Promoting Usage of Location-based Services, an Approach Based on Intimacy Theory and Data Mining Techniques

Objectives: To explore factors pertain to Smartphone users’ resistance to location-based services using data mining techniques, and to develop strategies to promote the usage of LBS. Methods: To analysis Smartphone users’ characteristics and conduct user segmentation, we used K-mean clustering to segment 165 Smartphone users based on their intimacy with service providers. Then, decision tree analysis was used to explore the characteristics for each user group. At last, the association rule analysis was used to figure out the relationship among users’ Smartphone usage patterns and their willingness to use LBS and willingness to provide location information. Findings: The result shows that Smartphone users can be clearly categorized into five groups based their intimacy towards LBS providers.

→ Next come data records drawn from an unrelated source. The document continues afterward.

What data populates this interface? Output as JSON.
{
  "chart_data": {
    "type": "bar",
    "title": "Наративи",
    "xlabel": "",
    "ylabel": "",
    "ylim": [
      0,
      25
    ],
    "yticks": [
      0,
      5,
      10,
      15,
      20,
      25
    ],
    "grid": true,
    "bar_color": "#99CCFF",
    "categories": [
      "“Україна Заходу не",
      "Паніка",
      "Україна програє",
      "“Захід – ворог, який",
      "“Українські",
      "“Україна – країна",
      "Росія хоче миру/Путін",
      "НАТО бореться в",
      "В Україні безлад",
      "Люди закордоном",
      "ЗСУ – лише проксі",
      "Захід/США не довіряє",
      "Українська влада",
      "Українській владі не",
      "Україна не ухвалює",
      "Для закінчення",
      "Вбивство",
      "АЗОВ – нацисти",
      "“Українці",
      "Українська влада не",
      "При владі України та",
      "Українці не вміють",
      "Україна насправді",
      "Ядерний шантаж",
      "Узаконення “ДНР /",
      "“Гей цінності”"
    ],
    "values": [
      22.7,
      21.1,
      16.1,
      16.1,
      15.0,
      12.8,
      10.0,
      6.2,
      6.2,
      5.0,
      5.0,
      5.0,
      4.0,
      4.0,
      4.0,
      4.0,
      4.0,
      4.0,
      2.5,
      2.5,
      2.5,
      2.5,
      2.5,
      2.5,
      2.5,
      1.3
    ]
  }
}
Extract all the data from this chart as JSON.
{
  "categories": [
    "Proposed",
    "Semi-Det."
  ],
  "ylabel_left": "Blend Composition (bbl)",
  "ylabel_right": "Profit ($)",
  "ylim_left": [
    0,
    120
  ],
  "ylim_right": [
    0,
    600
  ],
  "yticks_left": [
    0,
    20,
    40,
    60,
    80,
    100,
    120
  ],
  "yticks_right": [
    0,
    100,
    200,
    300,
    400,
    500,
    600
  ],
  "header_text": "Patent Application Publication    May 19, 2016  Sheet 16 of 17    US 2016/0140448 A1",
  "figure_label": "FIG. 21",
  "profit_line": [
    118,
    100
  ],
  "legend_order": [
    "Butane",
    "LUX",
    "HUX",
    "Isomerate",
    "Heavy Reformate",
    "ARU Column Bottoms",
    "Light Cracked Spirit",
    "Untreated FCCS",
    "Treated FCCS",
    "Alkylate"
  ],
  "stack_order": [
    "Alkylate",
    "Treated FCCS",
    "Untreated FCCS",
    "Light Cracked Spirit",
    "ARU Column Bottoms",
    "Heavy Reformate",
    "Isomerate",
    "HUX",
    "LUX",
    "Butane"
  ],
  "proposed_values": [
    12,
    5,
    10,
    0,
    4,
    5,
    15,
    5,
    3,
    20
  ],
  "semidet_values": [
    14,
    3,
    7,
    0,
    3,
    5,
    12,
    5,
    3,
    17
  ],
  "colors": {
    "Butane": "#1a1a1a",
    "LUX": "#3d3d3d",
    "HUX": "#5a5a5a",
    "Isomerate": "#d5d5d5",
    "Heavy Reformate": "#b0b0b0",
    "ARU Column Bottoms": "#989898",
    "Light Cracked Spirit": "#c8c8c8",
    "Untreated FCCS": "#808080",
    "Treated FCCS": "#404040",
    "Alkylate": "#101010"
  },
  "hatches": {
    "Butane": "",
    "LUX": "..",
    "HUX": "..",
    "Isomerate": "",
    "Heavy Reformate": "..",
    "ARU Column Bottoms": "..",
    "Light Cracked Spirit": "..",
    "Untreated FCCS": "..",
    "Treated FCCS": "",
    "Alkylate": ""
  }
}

The user group that showed the highest intimacy to service providers is also characterized as high willingness to use LBS and also high willingness to share their location information. Also, we explored the factors that prevent users from disclosing their location information and factors that facilitate users to use LBS for each users group respectively. The results suggest that in addition to the privacy concern, the concerns of battery life, data usage and perceived low usefulness are also accounted for users’ hesitation to share their location information to use LBS. The high needs of life information (traffic, weather and restaurant), high frequency of outdoor activities, friends’ recommendation as well as unlimited data plan were associated with users’ high intention to use LBS. Based on the association analysis result, the promotion strategies were developed for each user group respectively. Applications/Improvements: This study extends the knowledge of factors hinder users from using LBS, and also provides LBS providers with practical insights about how to promote users to a higher intimacy group.